A recent DEVO fandom YouTube-rabbit-hole led me to a late 80s interview with Robert Mothersbaugh, Sr., father of DEVO members Mark and Bob Mothersbaugh. I found myself enamored with this interview which was not in-and-of-itself emotional in any way, but it inspired great emotion in me, as a viewer, watching this extremely straight-laced midwestern granddad describe his sons’ band and his pride in their accomplishments. For as subjectively weird of a band as DEVO were, Mr. Mothersbaugh’s almost-folksy, matter of fact descriptions of the band and their philosophy are extremely charming.
Mothersbaugh, who played the character of “General Boy” in a handful of DEVO videos and short films, explains how he was originally roped into playing the character: He was given the part when another actor couldn’t (or refused) to make it to a DEVO film shoot and it just so happened that the military jacket costume fit him.

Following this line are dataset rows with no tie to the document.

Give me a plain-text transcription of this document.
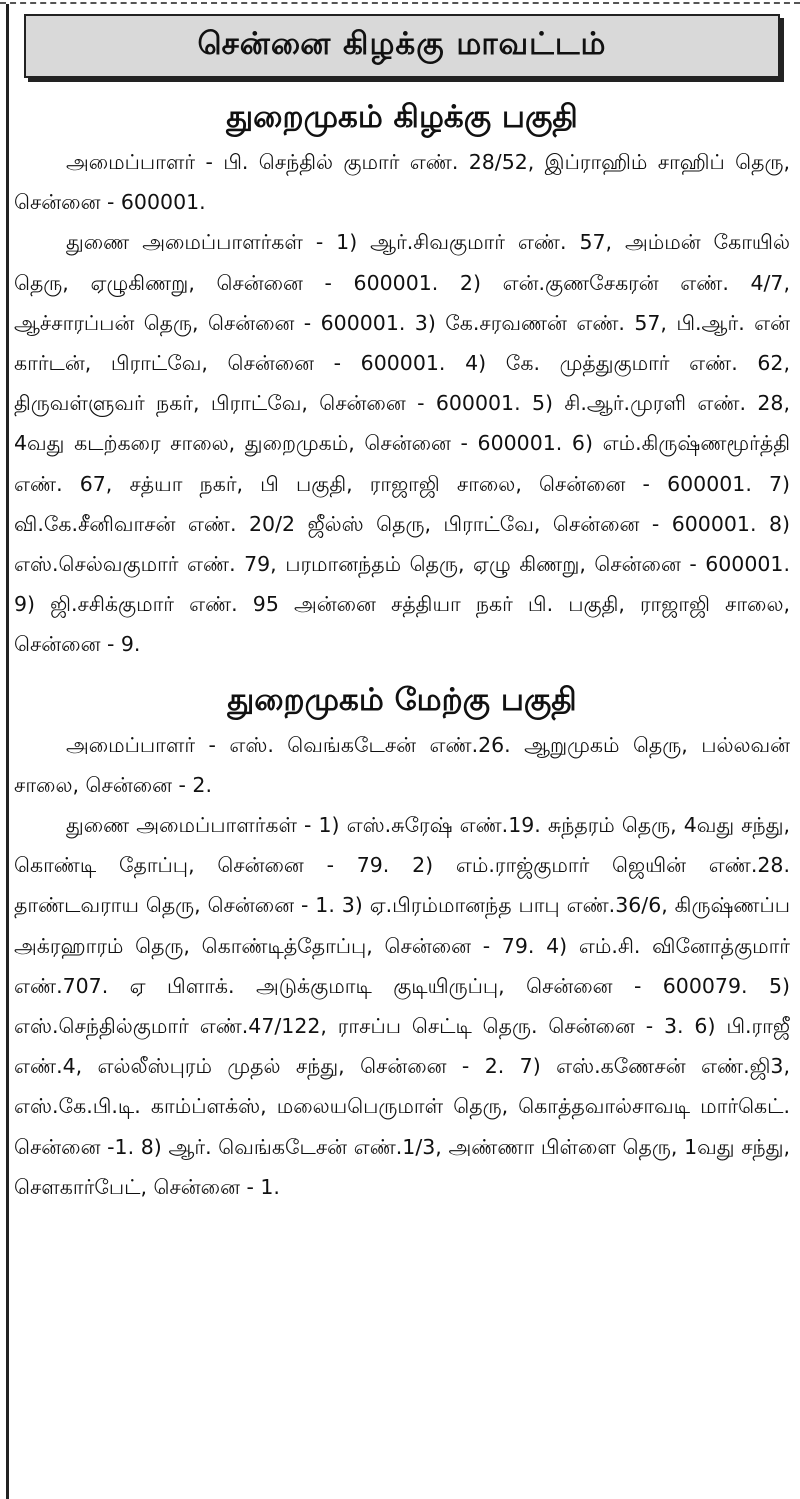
சென்னை கிழக்கு மாவட்டம்
துறைமுகம் கிழக்கு பகுதி

அமைப்பாளர் - பி. செந்தில் குமார் எண். 28/52, இப்ராஹிம் சாஹிப் தெரு, சென்னை - 600001.

துணை அமைப்பாளர்கள் - 1) ஆர்.சிவகுமார் எண். 57, அம்மன் கோயில் தெரு, ஏழுகிணறு, சென்னை - 600001. 2) என்.குணசேகரன் எண். 4/7, ஆச்சாரப்பன் தெரு, சென்னை - 600001. 3) கே.சரவணன் எண். 57, பி.ஆர். என் கார்டன், பிராட்வே, சென்னை - 600001. 4) கே. முத்துகுமார் எண். 62, திருவள்ளுவர் நகர், பிராட்வே, சென்னை - 600001. 5) சி.ஆர்.முரளி எண். 28, 4வது கடற்கரை சாலை, துறைமுகம், சென்னை - 600001. 6) எம்.கிருஷ்ணமூர்த்தி எண். 67, சத்யா நகர், பி பகுதி, ராஜாஜி சாலை, சென்னை - 600001. 7) வி.கே.சீனிவாசன் எண். 20/2 ஜீல்ஸ் தெரு, பிராட்வே, சென்னை - 600001. 8) எஸ்.செல்வகுமார் எண். 79, பரமானந்தம் தெரு, ஏழு கிணறு, சென்னை - 600001. 9) ஜி.சசிக்குமார் எண். 95 அன்னை சத்தியா நகர் பி. பகுதி, ராஜாஜி சாலை, சென்னை - 9.

துறைமுகம் மேற்கு பகுதி

அமைப்பாளர் - எஸ். வெங்கடேசன் எண்.26. ஆறுமுகம் தெரு, பல்லவன் சாலை, சென்னை - 2.

துணை அமைப்பாளர்கள் - 1) எஸ்.சுரேஷ் எண்.19. சுந்தரம் தெரு, 4வது சந்து, கொண்டி தோப்பு, சென்னை - 79. 2) எம்.ராஜ்குமார் ஜெயின் எண்.28. தாண்டவராய தெரு, சென்னை - 1. 3) ஏ.பிரம்மானந்த பாபு எண்.36/6, கிருஷ்ணப்ப அக்ரஹாரம் தெரு, கொண்டித்தோப்பு, சென்னை - 79. 4) எம்.சி. வினோத்குமார் எண்.707. ஏ பிளாக். அடுக்குமாடி குடியிருப்பு, சென்னை - 600079. 5) எஸ்.செந்தில்குமார் எண்.47/122, ராசப்ப செட்டி தெரு. சென்னை - 3. 6) பி.ராஜீ எண்.4, எல்லீஸ்புரம் முதல் சந்து, சென்னை - 2. 7) எஸ்.கணேசன் எண்.ஜி3, எஸ்.கே.பி.டி. காம்ப்ளக்ஸ், மலையபெருமாள் தெரு, கொத்தவால்சாவடி மார்கெட். சென்னை -1. 8) ஆர். வெங்கடேசன் எண்.1/3, அண்ணா பிள்ளை தெரு, 1வது சந்து, சௌகார்பேட், சென்னை - 1.
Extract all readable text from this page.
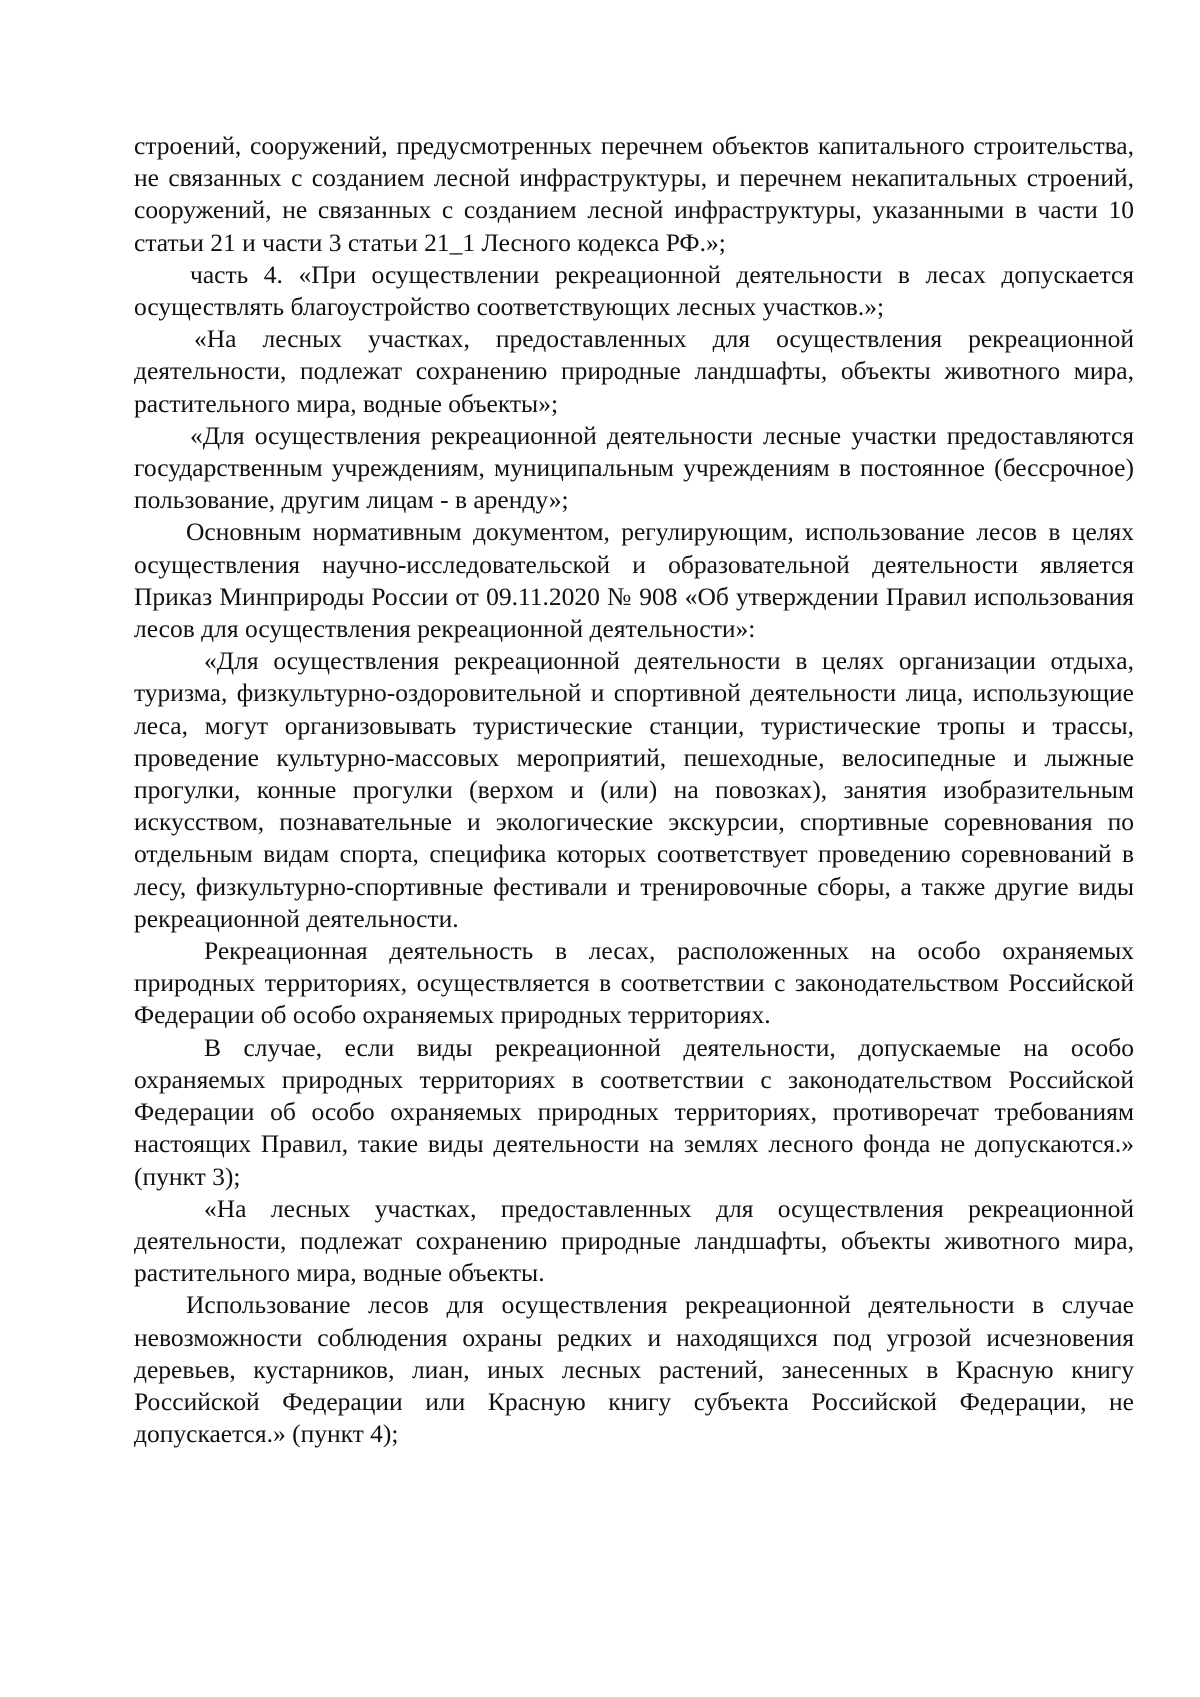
строений, сооружений, предусмотренных перечнем объектов капитального строительства, не связанных с созданием лесной инфраструктуры, и перечнем некапитальных строений, сооружений, не связанных с созданием лесной инфраструктуры, указанными в части 10 статьи 21 и части 3 статьи 21_1 Лесного кодекса РФ.»;

часть 4. «При осуществлении рекреационной деятельности в лесах допускается осуществлять благоустройство соответствующих лесных участков.»;

«На лесных участках, предоставленных для осуществления рекреационной деятельности, подлежат сохранению природные ландшафты, объекты животного мира, растительного мира, водные объекты»;

«Для осуществления рекреационной деятельности лесные участки предоставляются государственным учреждениям, муниципальным учреждениям в постоянное (бессрочное) пользование, другим лицам - в аренду»;

Основным нормативным документом, регулирующим, использование лесов в целях осуществления научно-исследовательской и образовательной деятельности является Приказ Минприроды России от 09.11.2020 № 908 «Об утверждении Правил использования лесов для осуществления рекреационной деятельности»:

«Для осуществления рекреационной деятельности в целях организации отдыха, туризма, физкультурно-оздоровительной и спортивной деятельности лица, использующие леса, могут организовывать туристические станции, туристические тропы и трассы, проведение культурно-массовых мероприятий, пешеходные, велосипедные и лыжные прогулки, конные прогулки (верхом и (или) на повозках), занятия изобразительным искусством, познавательные и экологические экскурсии, спортивные соревнования по отдельным видам спорта, специфика которых соответствует проведению соревнований в лесу, физкультурно-спортивные фестивали и тренировочные сборы, а также другие виды рекреационной деятельности.

Рекреационная деятельность в лесах, расположенных на особо охраняемых природных территориях, осуществляется в соответствии с законодательством Российской Федерации об особо охраняемых природных территориях.

В случае, если виды рекреационной деятельности, допускаемые на особо охраняемых природных территориях в соответствии с законодательством Российской Федерации об особо охраняемых природных территориях, противоречат требованиям настоящих Правил, такие виды деятельности на землях лесного фонда не допускаются.» (пункт 3);

«На лесных участках, предоставленных для осуществления рекреационной деятельности, подлежат сохранению природные ландшафты, объекты животного мира, растительного мира, водные объекты.

Использование лесов для осуществления рекреационной деятельности в случае невозможности соблюдения охраны редких и находящихся под угрозой исчезновения деревьев, кустарников, лиан, иных лесных растений, занесенных в Красную книгу Российской Федерации или Красную книгу субъекта Российской Федерации, не допускается.» (пункт 4);
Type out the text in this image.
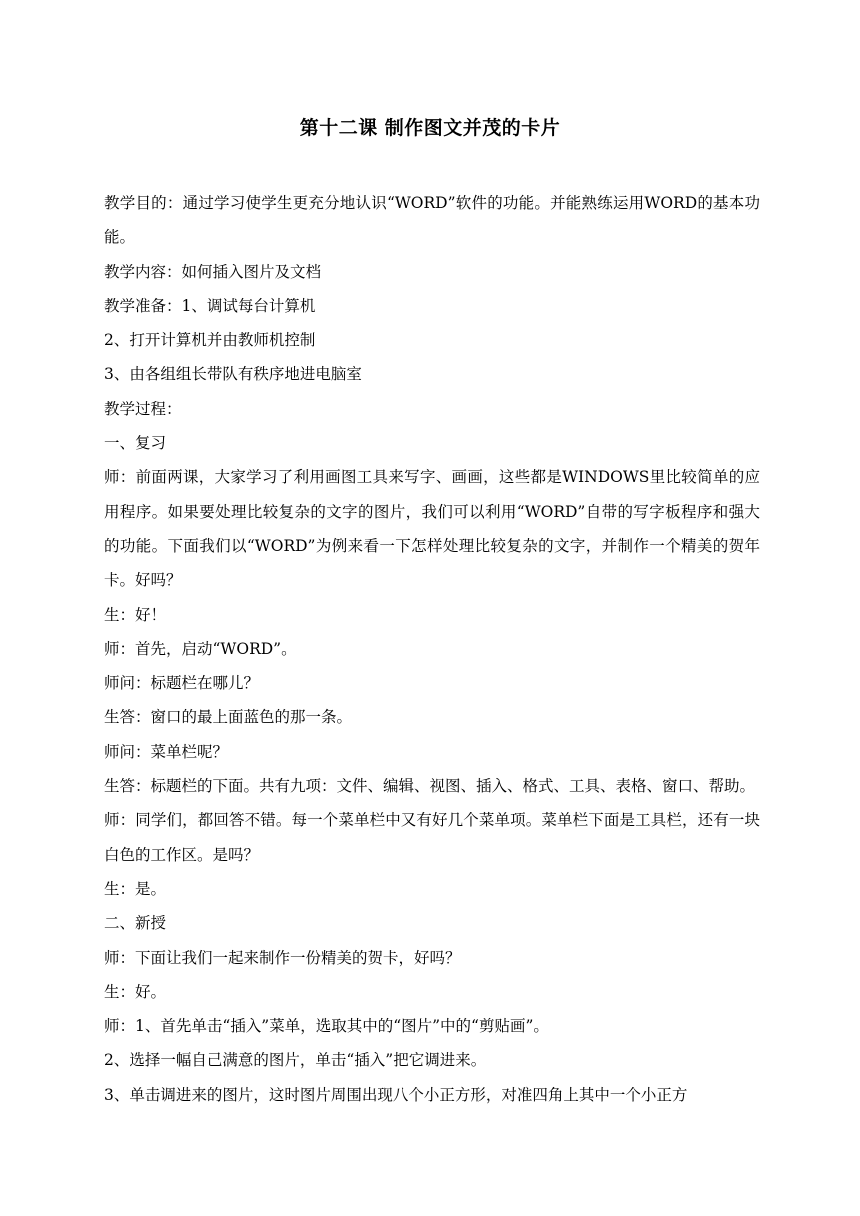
第十二课 制作图文并茂的卡片

教学目的：通过学习使学生更充分地认识“WORD”软件的功能。并能熟练运用WORD的基本功能。

教学内容：如何插入图片及文档

教学准备：1、调试每台计算机

2、打开计算机并由教师机控制

3、由各组组长带队有秩序地进电脑室

教学过程：

一、复习

师：前面两课，大家学习了利用画图工具来写字、画画，这些都是WINDOWS里比较简单的应用程序。如果要处理比较复杂的文字的图片，我们可以利用“WORD”自带的写字板程序和强大的功能。下面我们以“WORD”为例来看一下怎样处理比较复杂的文字，并制作一个精美的贺年卡。好吗？

生：好！

师：首先，启动“WORD”。

师问：标题栏在哪儿？

生答：窗口的最上面蓝色的那一条。

师问：菜单栏呢？

生答：标题栏的下面。共有九项：文件、编辑、视图、插入、格式、工具、表格、窗口、帮助。

师：同学们，都回答不错。每一个菜单栏中又有好几个菜单项。菜单栏下面是工具栏，还有一块白色的工作区。是吗？

生：是。

二、新授

师：下面让我们一起来制作一份精美的贺卡，好吗？

生：好。

师：1、首先单击“插入”菜单，选取其中的“图片”中的“剪贴画”。

2、选择一幅自己满意的图片，单击“插入”把它调进来。

3、单击调进来的图片，这时图片周围出现八个小正方形，对准四角上其中一个小正方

In the interview which takes place around the time of the Now It Can Be Told album, Mothersbaugh discusses his opinions on changes in DEVO’s sound, explaining that he feels the sound of the band at that time was returning more to their roots, and that it had previously become in his words “too mechanized”—probably referring to the albums Oh No, It’s DEVO and Shout.
He talks about supporting “one hundred and one percent” the fledgling band, which included not just his sons Mark and Bob, but also his son Jim, DEVO’s second drummer before Alan Myers. He goes into some detail about Jim’s invention of synthesized drums for the band before going to work for the Roland company, developing MIDI technology.
He talks a bit about his granddaughter, Alex, being in the DEVO offshoot band Visiting Kids.
When asked about his son Mark’s artwork, the elder Mothersbaugh describes his son as a “genius” and later describes one of his fondest memories as seeing his sons “entertaining” on television for the first time.
If you are a DEVO fan, this charming interview is well worth your time.